In Josephson circuitry, the phenomenon of punchthrough is known, wherein Josephson devices fail to reset when the AC power waveform changes polarity. In order to reduce the probability of punchthrough, it is proposed to apply a small control current to the Josephson device while the device is expected to reset.

The small control current is not in excess of about 10 percent of the nominal control current. Figs. 1 and 2 illustrate two techniques for applying this additional control current. In Fig. 1, a three-junction interferometer is comprised of the junctions J1, J2, and J3. AC power is applied at terminal 10, and the output of interferometer I is taken across the load resistor R(L). To provide an additional control current, a fraction of the gate current I(g) is asymmetrically fed into the interferometer at terminal A.

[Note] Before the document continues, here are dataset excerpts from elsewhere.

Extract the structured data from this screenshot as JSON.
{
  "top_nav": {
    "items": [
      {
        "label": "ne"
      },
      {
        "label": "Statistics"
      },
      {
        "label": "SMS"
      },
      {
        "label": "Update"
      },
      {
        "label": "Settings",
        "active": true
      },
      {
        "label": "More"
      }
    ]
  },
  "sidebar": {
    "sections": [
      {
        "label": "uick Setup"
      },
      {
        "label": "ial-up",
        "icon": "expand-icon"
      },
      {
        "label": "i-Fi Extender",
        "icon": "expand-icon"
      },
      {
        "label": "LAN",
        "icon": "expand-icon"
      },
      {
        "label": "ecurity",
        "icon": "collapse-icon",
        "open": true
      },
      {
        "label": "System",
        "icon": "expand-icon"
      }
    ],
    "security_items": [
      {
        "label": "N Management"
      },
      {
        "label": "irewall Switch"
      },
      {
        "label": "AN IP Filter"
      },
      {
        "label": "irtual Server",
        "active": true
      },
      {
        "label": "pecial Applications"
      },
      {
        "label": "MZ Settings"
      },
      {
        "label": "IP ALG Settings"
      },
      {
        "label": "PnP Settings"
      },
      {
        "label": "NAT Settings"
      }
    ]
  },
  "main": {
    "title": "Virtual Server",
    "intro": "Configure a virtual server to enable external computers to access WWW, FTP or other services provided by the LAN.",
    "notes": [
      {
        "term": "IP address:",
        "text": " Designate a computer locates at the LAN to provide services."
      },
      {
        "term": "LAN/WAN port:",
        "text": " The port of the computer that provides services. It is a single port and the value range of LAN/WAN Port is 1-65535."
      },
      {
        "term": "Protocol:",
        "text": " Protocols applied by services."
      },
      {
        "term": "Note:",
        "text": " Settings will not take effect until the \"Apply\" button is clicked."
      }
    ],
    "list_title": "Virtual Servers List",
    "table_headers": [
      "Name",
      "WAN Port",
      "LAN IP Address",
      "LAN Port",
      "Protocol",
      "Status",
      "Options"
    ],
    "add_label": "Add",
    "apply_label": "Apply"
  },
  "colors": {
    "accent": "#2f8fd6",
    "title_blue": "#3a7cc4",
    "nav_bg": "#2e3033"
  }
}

In Fig. 2, interferometer I is also comprised of three Josephson junctions J1, J2, and J3. AC power is supplied at terminal 12, and gate current I(g) flows into the interferometer. In the approach of Fig. 2, a fraction of the output current is magnetically coupled into the interferometer through the path including R(S). One could take the alternative approach of replacing R(S) with R(L), which couples all of the output current. In another alternative approach to that shown in Figs. 1 and 2, the value of the damping resistor R(D) could be changed. This would allow the internal modes of oscillation of the...